If Appearance and the Park describes an unexpected meeting, then the music is no less a union of abstract and concrete, new-found points and processes of connection. Little wonder that Coldness spills out of instrumentals into a vocal song, logical listening progression in the direction of a hit. Music in its complexity as a game of distance and proximity, distancing and closeness. Crossing borders on all sides. A world coloured by stunning exactness of expression.
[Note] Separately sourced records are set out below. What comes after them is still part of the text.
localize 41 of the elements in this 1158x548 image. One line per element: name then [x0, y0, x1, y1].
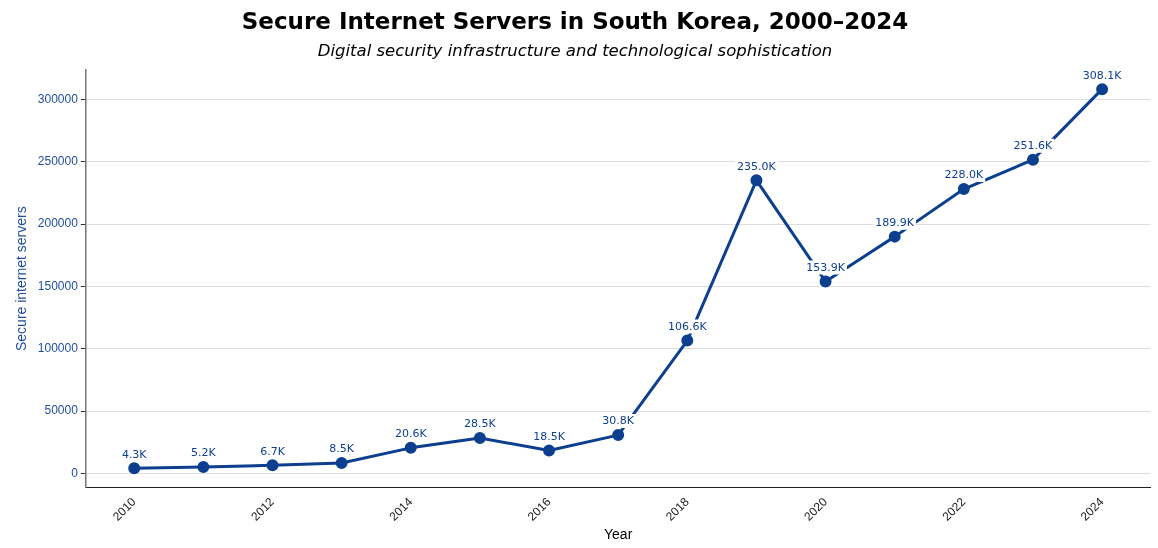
y-tick-label: 250000	[37, 153, 79, 168]
y-axis-title: Secure internet servers	[13, 206, 30, 352]
y-tick-label: 100000	[37, 341, 79, 356]
data-label: 18.5K	[533, 429, 566, 443]
point	[543, 444, 556, 457]
point	[1096, 83, 1109, 96]
data-label: 5.2K	[191, 446, 217, 460]
data-label: 106.6K	[667, 319, 708, 333]
data-label: 8.5K	[329, 442, 355, 456]
y-tick-label: 50000	[44, 403, 79, 418]
y-tick-label: 0	[71, 465, 79, 480]
y-tick-label: 300000	[37, 91, 79, 106]
data-label: 235.0K	[737, 159, 777, 173]
point	[957, 183, 970, 196]
point	[197, 461, 210, 474]
y-tick-label: 150000	[37, 278, 79, 293]
point	[128, 462, 141, 475]
data-label: 153.9K	[806, 260, 846, 274]
data-label: 228.0K	[944, 168, 984, 182]
data-label: 6.7K	[260, 444, 286, 458]
data-label: 28.5K	[464, 417, 497, 431]
point	[404, 441, 417, 454]
point	[681, 334, 694, 347]
data-label: 189.9K	[875, 215, 915, 229]
point	[750, 174, 763, 187]
point	[612, 429, 625, 442]
data-label: 20.6K	[394, 427, 428, 441]
x-axis-title: Year	[604, 526, 633, 543]
data-label: 4.3K	[121, 447, 148, 461]
y-tick-label: 200000	[37, 216, 79, 231]
data-label: 308.1K	[1082, 68, 1123, 82]
chart-title: Secure Internet Servers in South Korea, 2000–2024	[240, 8, 910, 34]
point	[473, 431, 486, 444]
point	[266, 459, 279, 472]
point	[819, 275, 832, 288]
point	[335, 456, 348, 469]
data-label: 30.8K	[602, 414, 635, 428]
point	[888, 230, 901, 243]
chart-subtitle: Digital security infrastructure and technological sophistication	[316, 41, 834, 60]
data-label: 251.6K	[1013, 139, 1054, 153]
point	[1026, 153, 1039, 166]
Meanwhile, something else is happening in this record beyond its sense of foreboding, another way of handling this confrontation. A strange kind of solace or consolation lies in the references to Banana Yoshimotos poetry and how it deals with the incalculable, or the way insects serve to protect in Dario Argento's Phenomena. Detlef Weinrich calls it a way of accepting things. A framework - essentially Japanese, perhaps, for coming to terms with, and getting on with life. Not passive, but a hyperclear mode of perception, both disarmed and disarming. Ways of seeing which find their musical parallel in Au Pair and Coldness, distant and yet provocative melodies you can listen to time and again. Expectations surpassed. If what its all about these days is exactly that, figuring what its all about in the light of increasing matter-of-factness, creating something personal, individual, something different in a sea of indifference and likeness, then Kreidler have done more than succeed with this, their second album.